The Polish government has prepared a plan to help borrowers hit by a sharp rise in interest rates, which leads to higher loan costs for banks.
The plan will include repayment subsidies for those experiencing financial difficulties, mortgage repayment holidays and replacement of the inter-bank WIBOR rate in mortgages with a new benchmark which is set to start from Jan. 1, 2023.
The Polish Monetary Policy Council increased interest rates for the seventh time in April and the main interest rate in the Polish National Bank increased from 3.5 to 4.5 percent. Economists were surprised by the move as they expected an increase of half this size. Such a decision means new increases of loan rates, which is what has triggered the government to work on a support plan for borrowers.
According to the announcement made by Polish Prime Minister Mateusz Morawiecki, support for the borrowers will be based on four propositions.
First, the government is implementing a new formula for repayment holidays. Once a quarter, the mortgage rate can be moved without charging the client with additional interest. This means that loans will not have to be repaid four times in a year. This proposition will apply in years 2022 and 2023.
The second proposition includes changing the inter-bank WIBOR index. Morawiecki said that from Jan. 1, 2023, a different index derived from the inter-bank market’s overnight deposits will replace WIBOR. He assured that the new index will be a more favorable solution for borrowers and will see banks having to reduce their profits margin by up to a sixth.
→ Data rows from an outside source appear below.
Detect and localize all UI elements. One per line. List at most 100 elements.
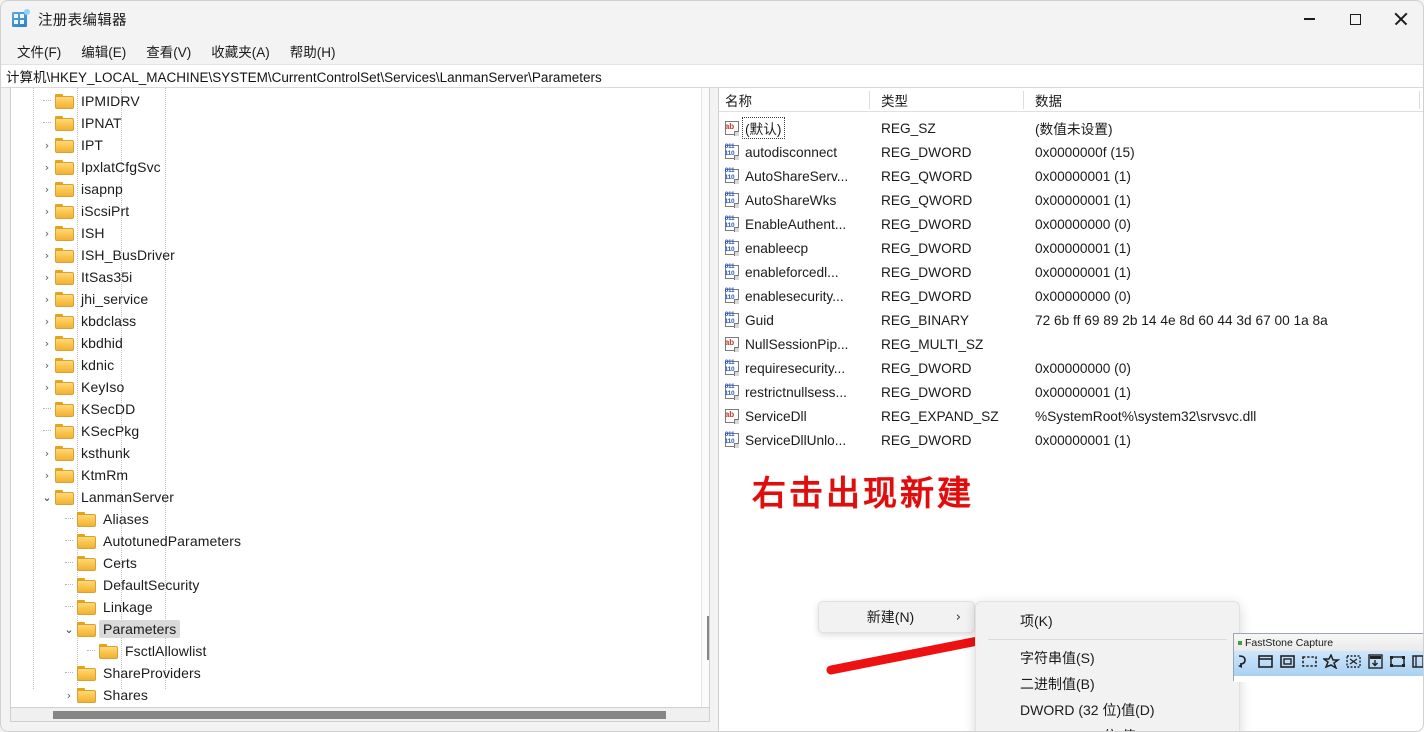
- tree-vertical-scrollbar[interactable]: [701, 88, 709, 707]
- tree-node[interactable]: ShareProviders: [11, 662, 709, 684]
- chevron-right-icon[interactable]: ›: [39, 354, 55, 376]
- column-header-2[interactable]: 数据: [1029, 88, 1062, 112]
- chevron-right-icon[interactable]: ›: [39, 376, 55, 398]
- close-icon: [1394, 12, 1408, 26]
- tree-node[interactable]: › kbdclass: [11, 310, 709, 332]
- tree-node[interactable]: › IpxlatCfgSvc: [11, 156, 709, 178]
- tree-node-label: Linkage: [103, 599, 153, 615]
- tree-node[interactable]: Aliases: [11, 508, 709, 530]
- tree-node[interactable]: FsctlAllowlist: [11, 640, 709, 662]
- tree-vertical-scroll-thumb[interactable]: [707, 616, 709, 660]
- tree-node[interactable]: Linkage: [11, 596, 709, 618]
- value-row[interactable]: 011 110 requiresecurity... REG_DWORD 0x00000…: [719, 356, 1424, 380]
- chevron-right-icon[interactable]: ›: [39, 178, 55, 200]
- value-row[interactable]: 011 110 enablesecurity... REG_DWORD 0x000000…: [719, 284, 1424, 308]
- column-divider[interactable]: [1419, 91, 1420, 109]
- value-row[interactable]: 011 110 restrictnullsess... REG_DWORD 0x0000…: [719, 380, 1424, 404]
- address-bar[interactable]: 计算机\HKEY_LOCAL_MACHINE\SYSTEM\CurrentCon…: [0, 64, 1424, 88]
- context-menu-item-1[interactable]: 字符串值(S): [976, 645, 1239, 671]
- capture-fixed-region-icon[interactable]: [1389, 654, 1410, 673]
- column-divider[interactable]: [869, 91, 870, 109]
- value-row[interactable]: ab ServiceDll REG_EXPAND_SZ %SystemRoot%\sy…: [719, 404, 1424, 428]
- value-row[interactable]: 011 110 Guid REG_BINARY 72 6b ff 69 89 2b 14…: [719, 308, 1424, 332]
- capture-object-icon[interactable]: [1279, 654, 1300, 673]
- tree-node[interactable]: › ISH_BusDriver: [11, 244, 709, 266]
- column-header-1[interactable]: 类型: [875, 88, 908, 112]
- context-menu-item-0[interactable]: 项(K): [976, 608, 1239, 634]
- menu-item-3[interactable]: 收藏夹(A): [202, 39, 279, 63]
- chevron-right-icon[interactable]: ›: [39, 442, 55, 464]
- menu-item-0[interactable]: 文件(F): [8, 39, 70, 63]
- tree-node[interactable]: DefaultSecurity: [11, 574, 709, 596]
- tree-horizontal-scrollbar[interactable]: [10, 708, 710, 722]
- capture-freehand-icon[interactable]: [1321, 653, 1344, 673]
- value-type: REG_SZ: [881, 120, 936, 136]
- value-row[interactable]: 011 110 autodisconnect REG_DWORD 0x0000000f …: [719, 140, 1424, 164]
- capture-video-icon[interactable]: [1411, 654, 1424, 673]
- value-row[interactable]: 011 110 AutoShareWks REG_QWORD 0x00000001 (1…: [719, 188, 1424, 212]
- tree-node[interactable]: Certs: [11, 552, 709, 574]
- close-button[interactable]: [1378, 0, 1424, 38]
- faststone-capture-window[interactable]: FastStone Capture: [1233, 633, 1424, 682]
- value-row[interactable]: 011 110 enableforcedl... REG_DWORD 0x0000000…: [719, 260, 1424, 284]
- tree-node[interactable]: › kdnic: [11, 354, 709, 376]
- tree-node[interactable]: › kbdhid: [11, 332, 709, 354]
- column-header-0[interactable]: 名称: [719, 88, 752, 112]
- chevron-down-icon[interactable]: ⌄: [61, 618, 77, 640]
- tree-node[interactable]: › KtmRm: [11, 464, 709, 486]
- value-row[interactable]: 011 110 EnableAuthent... REG_DWORD 0x0000000…: [719, 212, 1424, 236]
- tree-node[interactable]: IPNAT: [11, 112, 709, 134]
- tree-node[interactable]: › ISH: [11, 222, 709, 244]
- minimize-button[interactable]: [1286, 0, 1332, 38]
- capture-scrolling-window-icon[interactable]: [1367, 654, 1388, 673]
- value-row[interactable]: ab (默认) REG_SZ (数值未设置): [719, 116, 1424, 140]
- tree-node[interactable]: KSecDD: [11, 398, 709, 420]
- tree-node[interactable]: › ksthunk: [11, 442, 709, 464]
- context-submenu[interactable]: 项(K) 字符串值(S)二进制值(B)DWORD (32 位)值(D)QWORD …: [975, 601, 1240, 732]
- tree-node[interactable]: › iScsiPrt: [11, 200, 709, 222]
- tree-node[interactable]: AutotunedParameters: [11, 530, 709, 552]
- tree-node[interactable]: ⌄ Parameters: [11, 618, 709, 640]
- context-menu-new-item[interactable]: 新建(N) ›: [818, 601, 975, 633]
- chevron-right-icon[interactable]: ›: [39, 464, 55, 486]
- context-menu-item-3[interactable]: DWORD (32 位)值(D): [976, 697, 1239, 723]
- chevron-down-icon[interactable]: ⌄: [39, 486, 55, 508]
- chevron-right-icon[interactable]: ›: [39, 200, 55, 222]
- tree-node[interactable]: › isapnp: [11, 178, 709, 200]
- value-row[interactable]: 011 110 ServiceDllUnlo... REG_DWORD 0x000000…: [719, 428, 1424, 452]
- menu-item-4[interactable]: 帮助(H): [281, 39, 345, 63]
- tree-node[interactable]: › KeyIso: [11, 376, 709, 398]
- tree-horizontal-scroll-thumb[interactable]: [53, 711, 666, 719]
- capture-rectangle-icon[interactable]: [1301, 654, 1322, 673]
- maximize-button[interactable]: [1332, 0, 1378, 38]
- value-row[interactable]: 011 110 enableecp REG_DWORD 0x00000001 (1): [719, 236, 1424, 260]
- menu-item-1[interactable]: 编辑(E): [72, 39, 135, 63]
- chevron-right-icon[interactable]: ›: [39, 244, 55, 266]
- chevron-right-icon[interactable]: ›: [39, 288, 55, 310]
- context-menu-item-4[interactable]: QWORD (64 位)值(Q): [976, 723, 1239, 732]
- chevron-right-icon[interactable]: ›: [39, 222, 55, 244]
- column-divider[interactable]: [1023, 91, 1024, 109]
- tree-node[interactable]: › IPT: [11, 134, 709, 156]
- chevron-right-icon[interactable]: ›: [39, 266, 55, 288]
- capture-window-icon[interactable]: [1257, 654, 1278, 673]
- tree-node[interactable]: IPMIDRV: [11, 90, 709, 112]
- tree-node[interactable]: KSecPkg: [11, 420, 709, 442]
- value-row[interactable]: 011 110 AutoShareServ... REG_QWORD 0x0000000…: [719, 164, 1424, 188]
- capture-scroll-icon[interactable]: [1235, 654, 1256, 673]
- chevron-right-icon[interactable]: ›: [39, 332, 55, 354]
- registry-tree-pane[interactable]: IPMIDRV IPNAT › IPT › IpxlatCfgSvc › isapnp › iSc…: [10, 88, 710, 708]
- tree-node[interactable]: › ItSas35i: [11, 266, 709, 288]
- capture-fullscreen-icon[interactable]: [1345, 654, 1366, 673]
- tree-node[interactable]: ⌄ LanmanServer: [11, 486, 709, 508]
- chevron-right-icon[interactable]: ›: [61, 684, 77, 706]
- value-row[interactable]: ab NullSessionPip... REG_MULTI_SZ: [719, 332, 1424, 356]
- tree-node[interactable]: › Shares: [11, 684, 709, 706]
- chevron-right-icon[interactable]: ›: [39, 156, 55, 178]
- tree-node-label: IPNAT: [81, 115, 122, 131]
- menu-item-2[interactable]: 查看(V): [137, 39, 200, 63]
- chevron-right-icon[interactable]: ›: [39, 134, 55, 156]
- context-menu-item-2[interactable]: 二进制值(B): [976, 671, 1239, 697]
- chevron-right-icon[interactable]: ›: [39, 310, 55, 332]
- tree-node[interactable]: › jhi_service: [11, 288, 709, 310]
The third solution includes increased funds for the Borrowers’ Support Fund. Banks will be obliged to recapitalize the fund with 1.4 billion złoty (€300 million). Those funds will be accessible for borrowers whose monthly repayment will exceed 50 percent of their income, or if they lose their job.
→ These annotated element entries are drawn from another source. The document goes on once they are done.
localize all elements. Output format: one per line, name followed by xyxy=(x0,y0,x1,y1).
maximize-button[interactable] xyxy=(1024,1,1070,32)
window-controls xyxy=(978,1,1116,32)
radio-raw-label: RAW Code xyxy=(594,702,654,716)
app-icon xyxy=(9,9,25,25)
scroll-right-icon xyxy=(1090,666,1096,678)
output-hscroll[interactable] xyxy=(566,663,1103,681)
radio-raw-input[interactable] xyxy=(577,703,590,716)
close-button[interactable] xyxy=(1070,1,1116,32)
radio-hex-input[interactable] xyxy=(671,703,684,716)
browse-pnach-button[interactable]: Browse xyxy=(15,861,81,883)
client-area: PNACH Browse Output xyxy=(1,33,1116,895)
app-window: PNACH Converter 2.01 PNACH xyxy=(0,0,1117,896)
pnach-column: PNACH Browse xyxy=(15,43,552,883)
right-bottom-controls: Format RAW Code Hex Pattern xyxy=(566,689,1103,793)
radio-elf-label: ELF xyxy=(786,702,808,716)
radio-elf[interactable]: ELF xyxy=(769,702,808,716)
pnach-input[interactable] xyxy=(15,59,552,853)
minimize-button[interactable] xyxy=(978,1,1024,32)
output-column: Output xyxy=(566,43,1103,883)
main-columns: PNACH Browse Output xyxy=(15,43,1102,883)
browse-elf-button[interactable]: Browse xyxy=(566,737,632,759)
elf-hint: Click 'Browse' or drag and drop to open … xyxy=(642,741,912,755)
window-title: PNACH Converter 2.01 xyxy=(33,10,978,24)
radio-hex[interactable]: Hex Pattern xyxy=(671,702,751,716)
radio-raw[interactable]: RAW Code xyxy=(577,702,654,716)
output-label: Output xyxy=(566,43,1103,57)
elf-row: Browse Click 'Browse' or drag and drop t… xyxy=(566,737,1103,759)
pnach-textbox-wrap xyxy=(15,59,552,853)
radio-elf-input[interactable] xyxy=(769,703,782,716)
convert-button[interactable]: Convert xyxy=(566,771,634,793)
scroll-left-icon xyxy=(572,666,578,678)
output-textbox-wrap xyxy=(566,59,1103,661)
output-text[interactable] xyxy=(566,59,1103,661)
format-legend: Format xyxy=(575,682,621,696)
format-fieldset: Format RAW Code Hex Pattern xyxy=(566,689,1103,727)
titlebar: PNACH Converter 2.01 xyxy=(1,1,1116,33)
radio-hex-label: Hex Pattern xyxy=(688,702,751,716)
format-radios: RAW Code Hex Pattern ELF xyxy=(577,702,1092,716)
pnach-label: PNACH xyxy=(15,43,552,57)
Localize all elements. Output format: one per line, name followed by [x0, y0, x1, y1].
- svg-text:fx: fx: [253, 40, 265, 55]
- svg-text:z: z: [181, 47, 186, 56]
Borrowers will be able to access up to 24,000 złoty (€5,160) from the fund and one-third of the support amount could be frozen. This support is intended to last for a maximum of three years.
Lastly, a new fund will be established for “increasing the banking sectors resistance.” Morawiecki explained that commercial banks will “chip in” for its functioning, as they will be obliged to transfer 3.5 billion złoty (€750 million) of their income.
Referring to the economic situation in Europe, the Polish prime minister stressed that the pandemic was a “Black Swan,” which in economics refers to an unpredictable event with severe consequences. He also stated that Poland and Europe were on their way to recovery from the economic effects of the pandemic before the Russian invasion of Ukraine.
“Since Feb. 24, we have the impression that an entire wedge of swans came in over the European skies, and we are facing challenges that we would like to have forgotten a long time ago,” said Morawiecki, adding that now a phenomenon stretches over Europe which economists call the “Perfect Storm.”